Trade unions are prepared to negotiate a just transition from the conventional jobs to green jobs to ensure the involvement of workers and communities, minimise job losses, reduce poverty and improve income and industrial development.

Zimbabwe is one of the countries where research on climate change conducted in the energy sector have gone some way in influencing adoption of climate change policies.

The Zimbabwe Congress of Trade Unions (ZCTU) has also taken a leading role in creating awareness on climate change and already has a draft policy on climate change, which is set to be adopted by the labour body.

ZCTU secretary general, Japhet Moyo, said it was high time trade unions woke up to the realities of climate change and quickly adapted to avoid a situation whereby labour is caught unawares by transformations in the job market.

“Climate change had previously not been a trade union issue, but current global developments, spurred by the depletion of the ozone layer by green-house gasses emitted from industries, means that the environment, which is the major source of industrial raw materials, is now under threat, hence the world is now being forced to balance environmental preservation and job creation,” he said.

Moyo said the job market was now mutating into green jobs and trade unions cannot afford to continue to turn a blind eye to climate change issues as workers were the most vulnerable group of green economies.

“We are happy that we have come up with a draft climate change policy and have been in engagement with government as social partners,” said Moyo.

Ministry of Environment, Water and Climate’s principal climate change research officer, Elisha Moyo, said government was committed to working with labour in addressing climate change and green jobs issues as workers were bound to be affected.

He explained that government had come up with a National Climate Change Response Strategy and a climate change policy after realising that climate change was a reality.

“A climate change communication strategy is being developed to educate the public since many people are not aware of climate change issues. It is important for more people to be aware of climate change issues such that when programmes are being implemented, parties would be at par in terms of their understanding (and this eliminated) resistance,” he said.

He added government was running climate change pilot projects in some parts of the country with the involvement of communities.
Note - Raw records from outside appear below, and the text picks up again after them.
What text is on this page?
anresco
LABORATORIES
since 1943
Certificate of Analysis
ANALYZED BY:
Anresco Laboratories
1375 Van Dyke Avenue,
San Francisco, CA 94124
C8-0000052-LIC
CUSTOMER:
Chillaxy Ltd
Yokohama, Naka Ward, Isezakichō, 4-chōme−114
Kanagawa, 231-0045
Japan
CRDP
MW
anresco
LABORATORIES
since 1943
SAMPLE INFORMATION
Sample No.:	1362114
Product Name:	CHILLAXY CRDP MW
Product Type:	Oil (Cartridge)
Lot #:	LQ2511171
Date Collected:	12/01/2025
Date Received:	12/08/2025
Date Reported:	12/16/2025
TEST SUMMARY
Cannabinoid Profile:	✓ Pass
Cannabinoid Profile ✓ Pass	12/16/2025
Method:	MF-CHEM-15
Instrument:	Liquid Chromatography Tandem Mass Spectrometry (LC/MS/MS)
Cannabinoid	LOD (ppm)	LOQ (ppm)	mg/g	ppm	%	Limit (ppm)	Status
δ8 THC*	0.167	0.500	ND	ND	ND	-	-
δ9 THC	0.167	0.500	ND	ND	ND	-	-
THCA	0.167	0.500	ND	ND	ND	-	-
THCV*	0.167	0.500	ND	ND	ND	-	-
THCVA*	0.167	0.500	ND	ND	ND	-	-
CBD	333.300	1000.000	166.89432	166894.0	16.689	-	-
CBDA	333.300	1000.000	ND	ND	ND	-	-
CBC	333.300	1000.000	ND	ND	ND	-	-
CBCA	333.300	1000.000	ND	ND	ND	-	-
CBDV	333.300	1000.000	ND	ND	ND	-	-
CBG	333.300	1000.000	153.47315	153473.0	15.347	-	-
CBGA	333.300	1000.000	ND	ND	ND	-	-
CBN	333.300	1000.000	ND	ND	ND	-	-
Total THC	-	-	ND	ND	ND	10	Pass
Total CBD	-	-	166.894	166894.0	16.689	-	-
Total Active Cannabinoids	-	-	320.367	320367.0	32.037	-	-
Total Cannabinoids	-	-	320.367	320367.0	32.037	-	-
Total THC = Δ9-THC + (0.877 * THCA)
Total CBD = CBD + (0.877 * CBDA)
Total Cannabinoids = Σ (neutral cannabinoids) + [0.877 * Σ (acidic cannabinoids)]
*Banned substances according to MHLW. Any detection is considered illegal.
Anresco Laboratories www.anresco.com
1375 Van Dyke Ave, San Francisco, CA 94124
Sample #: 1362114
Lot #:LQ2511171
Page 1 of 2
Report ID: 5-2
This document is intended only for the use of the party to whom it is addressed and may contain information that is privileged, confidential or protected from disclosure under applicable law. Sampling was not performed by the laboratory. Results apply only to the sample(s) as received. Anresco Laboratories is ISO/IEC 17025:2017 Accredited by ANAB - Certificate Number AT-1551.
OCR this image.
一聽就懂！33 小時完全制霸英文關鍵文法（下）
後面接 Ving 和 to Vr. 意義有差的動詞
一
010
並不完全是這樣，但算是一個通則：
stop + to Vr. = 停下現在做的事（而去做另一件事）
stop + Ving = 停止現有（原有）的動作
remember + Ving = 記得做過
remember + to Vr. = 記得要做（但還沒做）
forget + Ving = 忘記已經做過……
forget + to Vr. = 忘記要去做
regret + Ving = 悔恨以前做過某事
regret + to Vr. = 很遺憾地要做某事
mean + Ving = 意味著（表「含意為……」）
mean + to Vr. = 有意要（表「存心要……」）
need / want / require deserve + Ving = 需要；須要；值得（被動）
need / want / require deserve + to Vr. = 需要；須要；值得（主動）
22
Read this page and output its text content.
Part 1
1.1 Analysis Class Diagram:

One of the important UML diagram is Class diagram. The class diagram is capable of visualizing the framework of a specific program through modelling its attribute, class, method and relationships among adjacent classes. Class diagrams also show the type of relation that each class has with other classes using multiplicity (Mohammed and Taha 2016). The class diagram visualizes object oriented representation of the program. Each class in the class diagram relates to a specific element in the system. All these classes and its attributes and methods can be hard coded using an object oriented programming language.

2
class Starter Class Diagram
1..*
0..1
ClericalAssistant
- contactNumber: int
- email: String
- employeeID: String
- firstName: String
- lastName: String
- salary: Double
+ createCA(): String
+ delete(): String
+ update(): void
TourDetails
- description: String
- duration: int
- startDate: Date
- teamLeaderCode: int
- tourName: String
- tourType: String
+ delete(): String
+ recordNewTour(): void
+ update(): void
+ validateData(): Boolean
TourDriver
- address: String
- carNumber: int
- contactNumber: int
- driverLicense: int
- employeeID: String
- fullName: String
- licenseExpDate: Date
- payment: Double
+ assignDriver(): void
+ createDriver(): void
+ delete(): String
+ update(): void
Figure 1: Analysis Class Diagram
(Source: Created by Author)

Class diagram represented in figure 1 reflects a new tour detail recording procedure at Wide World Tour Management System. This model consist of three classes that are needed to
Moyo urged trade union leaders to lobby for the mainstreaming of climate change issues into labour rights and to come up with proposals on active climate change programmes which labour could undertake.

Naome Chakanya, a senior researcher with the Labour and Economic Development Research Institute of Zimbabwe who participated in the research, said the energy sector has a potential to create many green jobs that need to be balanced with job protection.

“Green economy looks at social wellbeing, reducing inequalities and growth in income and employment and environmental issues. The research findings revealed the need for trade unions to advocate for decent green jobs and to look at issues of equity. There is also need to balance the transition from non-renewable to renewable energies as it would be difficult for unions to protect jobs as some employment would be substituted, with existing jobs being redefined,” she said.

She added that the introduction of new green technologies in the world of work needed to satisfy decent work tenets because the new jobs would need to be negotiated for, maintained and monitored to guarantee them for several years.

“Most of the negotiations have been around occupational safety health and the environment without particular attention to climate change issues.

“It is high time trade unions begin to integrate climate change in collective bargaining, particularly ensuring that the collective bargaining agreements incorporate provisions for reduction of practices that promote climate change mitigation and adaptation strategies,” said Chakanya.